Time: Strange to say, the time of day also has an impact on the Forex spread. Trading can become very brisk towards the close of the US day as people want to finalize their day’s business. On the other hand, traders who work after hours could also encounter widening spreads. 


When trading in currencies, Forex is the source for traders. A go-between (broker) is usually required. So it is trader à broker à Forex platform. 

Traders should not just rely on their broker, they need to understand how a Forex spread works. They need to keep an eye on their investments. A broker has many clients. The trader may miss out on opportunities because of this.

Beginner traders should stick to the common pairings: US Dollar (USD) and Euros, USD and Yen, USD, English pounds (GBP), and USD and Swiss Franc (CHF). These are known as majors. Canada and New Zealand could also be paired. It is also possible to trade in Euros (EUR)

The above pairs can fluctuate very quickly depending on external factors like news, financial news, etc.

New York, Sydney, London, and Tokyo have their marketing times. Some of the times are concurrent. For Example, New York and London share four hours. (8 to 12 Eastern Time)

Keep up to date with all news. Anything major can upset the market.

The most common currency to be used in pairs seems to be United States Dollar

 Use a broker. A Forex broker understands Forex trading, and Forex spreads. They can offer you different ways of operating. They can recommend different platforms for you to use. They can help you choose the type of account that suits you. Be aware that if a broker advertises that they do not take a commission. They still have to make money, and they use the Forex spread to their advantage. They stand between you and the market and will hopefully always keep your investments in mind and a liquid state.

Keep in mind that a fluctuation in spreads is not your broker’s fault. The spread relies on the current market trends.

Educate yourself by taking one of the many courses available. If you can’t find one, ask your broker or Google it.

The size of the Forex spread depends on supply and demand.

You can make money with Forex. Just as quickly you can lose. It is important to keep your eyes open and your brains in gear! Many people do make money using Forex.

Forex spreads are dependent on the value of the pips.
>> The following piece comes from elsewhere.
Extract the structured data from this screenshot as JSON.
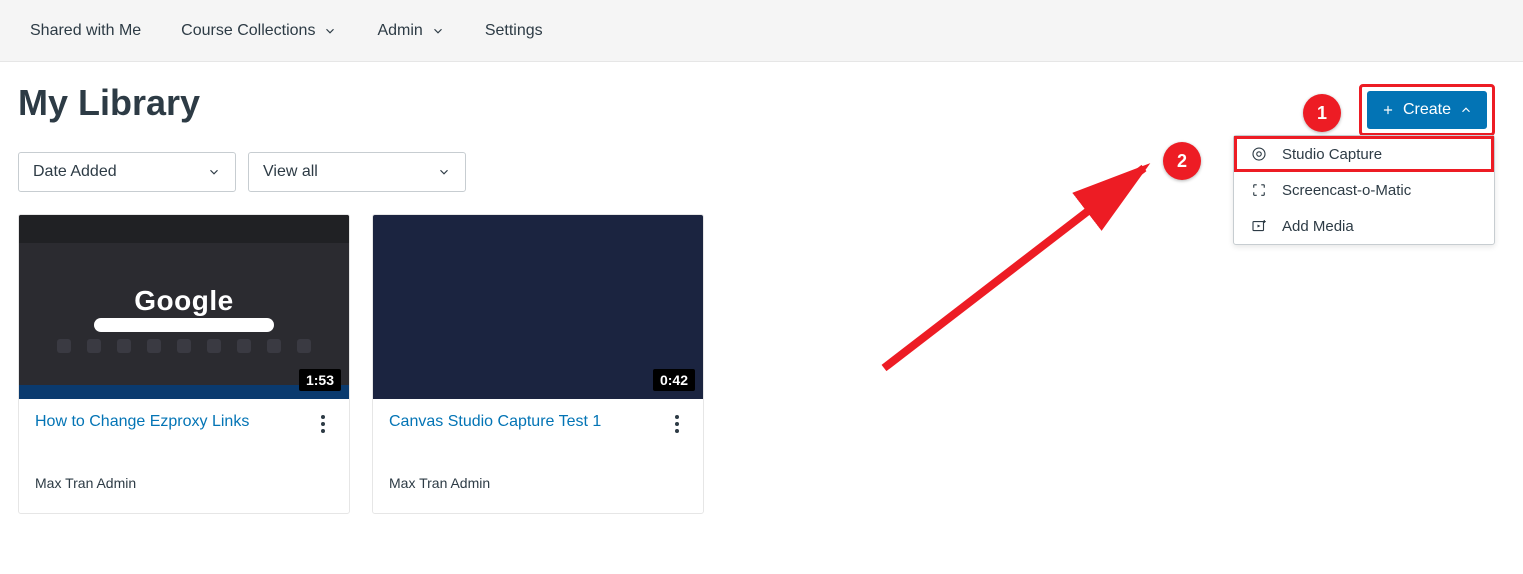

It also depends on the number of lots you are trading.

If you are a scalper, the Variable spread will not suit you. 

The Forex spread is dependent on the stability of the market and cash flow

The price you start negotiations with is liable to change. The market could become unstable.

When you become a Forex trader, you are swapping one currency for another.

Cause and effect have an impact on trading.  

Be wary of cashing in when your investment is climbing and of keeping funds hooked into an investment that is weakening. 

Tip: keep a journal that records the days, dates, and trade situation. Did the Forex spread climb or plummet? What was the cause? A journal will help you in all your future investments.